D. UANG MUKA REKENING BUN

  1. Definisi

    Uang Muka Rekening BUN adalah dana yang telah dibayarkan pemerintah untuk membiayai pengeluaran yang seharusnya dibebankan ke rekening khusus (reksus). Uang Muka Rekening BUN disajikan atas transaksi sebagai berikut:

    1. SP2D reksus belum dibebankan pada reksus berkenaan (termasuk Uang Persediaan);
    2. Saldo rekening khusus tidak mencukupi/kosong;
    3. Gagal pembebanan karena sistem aplikasi error.
  2. Pengakuan

    Uang Muka Rekening BUN dicatat pada saat tanggal pelaporan.

  3. Pengukuran

    Uang Muka Rekening BUN dicatat dengan nilai nominal sebesar nilai rupiah SP2D reksus yang belum dilakukan pembebanan.

  4. Penyajian dan Pengungkapan

    Uang Muka Rekening BUN disajikan di dalam Neraca dalam pos Aset Lainnya dan diungkapkan secara memadai dalam Catatan atas Laporan Keuangan.

E. ASET LAIN-LAIN

  1. Definisi

    Aset Lain-lain digunakan untuk mencatat aset lainnya yang tidak dapat dikelompokkan dalam aset tidak berwujud, kas yang dibatasi penggunaannya dan kemitraan dengan pihak ketiga.

  2. Jenis dan Pengakuan Aset Lain-lain

    Aset tetap dan Aset Lainnya yang dimaksudkan untuk dihentikan dari penggunaan aktif pemerintah direklasifikasi ke dalam Aset Lain-lain. Contoh: Penghentian penggunaan aset tetap dan atau aset lainnya (semisal ATB) pemerintah dapat disebabkan karena rusak berat, usang, dan/atau aset tetap yang tidak digunakan karena sedang menunggu proses pemindahtanganan (proses penjualan, sewa beli, penghibahan, penyertaan modal). Selain itu, aset lain-lain pada pemerintah pusat termasuk di dalamnya, antara lain adalah aset eks Pertamina, aset Kontraktor Kontrak Kerja Sarna (KKKS), dan aset PT Perusahaan Pengelolaan Aset (PT PPA).

  3. Pengakuan

    Pengakuan aset lain-lain diakui pada saat dihentikan dari penggunaan aktif pemerintah dan direklasifikasikan ke dalam aset lain-lain.

  4. Pengukuran

    Aset tetap yang dimaksudkan untuk dihentikan dari penggunaan aktif pemerintah direklasifikasi ke dalam Aset Lain-lain menurut nilai tercatatnya. Aset lain-lain yang berasal dari reklasifikasi aset tetap disusutkan mengikuti kebijakan penyusutan aset tetap. Proses penghapusan terhadap aset lain-lain dilakukan paling lama 12 (dua belas) bulan sejak direklasifikasi kecuali ditentukan lain menurut ketentuan perundang-undangan.
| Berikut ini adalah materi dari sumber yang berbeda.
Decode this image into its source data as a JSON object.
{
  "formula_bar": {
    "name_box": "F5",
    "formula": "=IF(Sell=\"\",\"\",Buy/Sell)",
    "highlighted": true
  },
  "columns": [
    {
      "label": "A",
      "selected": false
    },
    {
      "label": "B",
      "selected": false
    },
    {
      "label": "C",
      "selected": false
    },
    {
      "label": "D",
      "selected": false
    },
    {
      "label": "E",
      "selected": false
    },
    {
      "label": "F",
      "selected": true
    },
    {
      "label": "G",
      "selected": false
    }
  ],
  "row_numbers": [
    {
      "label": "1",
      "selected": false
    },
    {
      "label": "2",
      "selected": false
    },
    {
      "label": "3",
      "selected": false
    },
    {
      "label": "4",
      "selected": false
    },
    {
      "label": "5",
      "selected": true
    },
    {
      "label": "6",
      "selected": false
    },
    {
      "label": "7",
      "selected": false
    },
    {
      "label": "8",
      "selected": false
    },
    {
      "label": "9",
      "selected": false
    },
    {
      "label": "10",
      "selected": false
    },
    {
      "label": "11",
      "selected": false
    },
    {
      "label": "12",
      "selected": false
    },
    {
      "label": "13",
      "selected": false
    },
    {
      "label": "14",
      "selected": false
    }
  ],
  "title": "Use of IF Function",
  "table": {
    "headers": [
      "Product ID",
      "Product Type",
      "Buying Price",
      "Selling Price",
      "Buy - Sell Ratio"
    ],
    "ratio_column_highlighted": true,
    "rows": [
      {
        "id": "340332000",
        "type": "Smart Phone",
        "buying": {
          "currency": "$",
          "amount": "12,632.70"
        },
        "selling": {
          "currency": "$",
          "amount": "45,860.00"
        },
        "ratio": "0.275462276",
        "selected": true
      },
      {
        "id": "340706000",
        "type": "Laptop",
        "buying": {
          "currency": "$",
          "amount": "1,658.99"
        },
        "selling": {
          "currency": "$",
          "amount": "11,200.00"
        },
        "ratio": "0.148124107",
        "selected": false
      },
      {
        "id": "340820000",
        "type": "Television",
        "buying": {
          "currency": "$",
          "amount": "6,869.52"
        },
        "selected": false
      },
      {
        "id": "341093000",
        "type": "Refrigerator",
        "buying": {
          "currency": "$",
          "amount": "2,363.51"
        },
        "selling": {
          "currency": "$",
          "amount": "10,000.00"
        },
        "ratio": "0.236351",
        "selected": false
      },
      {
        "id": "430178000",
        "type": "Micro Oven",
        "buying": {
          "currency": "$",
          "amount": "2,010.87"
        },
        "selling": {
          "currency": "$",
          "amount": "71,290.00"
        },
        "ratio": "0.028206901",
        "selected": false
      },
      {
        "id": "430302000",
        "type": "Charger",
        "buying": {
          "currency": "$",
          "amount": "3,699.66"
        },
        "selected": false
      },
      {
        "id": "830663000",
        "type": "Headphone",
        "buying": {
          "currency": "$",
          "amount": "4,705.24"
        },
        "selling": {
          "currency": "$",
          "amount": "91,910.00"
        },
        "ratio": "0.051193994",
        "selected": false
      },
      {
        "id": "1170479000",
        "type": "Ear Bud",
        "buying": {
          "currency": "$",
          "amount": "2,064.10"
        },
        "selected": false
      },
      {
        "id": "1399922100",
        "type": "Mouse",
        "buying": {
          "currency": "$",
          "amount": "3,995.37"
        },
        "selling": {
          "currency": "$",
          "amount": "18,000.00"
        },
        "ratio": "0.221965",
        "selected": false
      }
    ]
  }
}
  5. Penyajian dan Pengungkapan

    Aset Lain-lain disajikan di dalam kelompok Aset Lainnya dan diungkapkan secara memadai di dalam CaLK. Hal-hal yang perlu diungkapkan antara lain adalah faktor-faktor yang menyebabkan dilakukannya penghentian penggunaan, jenis aset tetap yang dihentikan penggunaannya, dan informasi lainnya yang relevan.

  6. Perlakuan Khusus

    Dalam pengakuan software komputer sebagai ATB, ada beberapa hal yang perlu diperhatikan:

    1. Untuk software yang diperoleh atau dibangun oleh internal instansi pemerintah dapat dibagi menjadi dua, yaitu dikembangkan oleh instansi pemerintah sendiri atau oleh pihak ketiga.
    2. Software yang dibangun/dikembangkan sendiri oleh instansi pemerintah tidak diakui sebagai ATB karena permasalahan:
      1. kesulitan untuk mengidentifikasi apakah kegiatan pengembangan aset tersebut terpisah dari satu kesatuan kegiatan suatu instansi pemerintah;
      2. kesulitan untuk mengidentifikasi apakah dan kapan aset tersebut menghasilkan manfaat ekonomi dan sosial masa depan;
      3. kesulitan untuk menentukan biaya perolehan aset secara andal; dan
      4. perangkat lunak (software) seperti ini biasanya bersifat terbuka dan tidak ada perlindungan hukum dan dapat dipergunakan siapa saja, sehingga salah satu kriteria dari pengakuan ATB yaitu pengendalian atas suatu aset menjadi tidak terpenuhi.
    3. Software komputer yang dibangunjdikembangkan melalui kontrak dengan pihak ketiga diakui sebagai ATB sebesar nilai kontraknya.
    4. Software yang dibeli tersendiri dan tidak terkait dengan hardware harus dikapitalisasi sebagai ATB setelah memenuhi kriteria perolehan aset secara umum.
    5. Software yang diniatkan untuk dijual atau diserahkan kepada masyarakat oleh pemerintah maka software seperti ini harus dicatat sebagai persediaan.
    6. Apabila software yang dibeli oleh pemerintah untuk digunakan sendiri namun merupakan bagian integral dari suatu hardware, maka software tersebut diakui sebagai bagian harga perolehan hardware dan dikapitalisasi sebagai bagian dari hardware yang bersangkutan.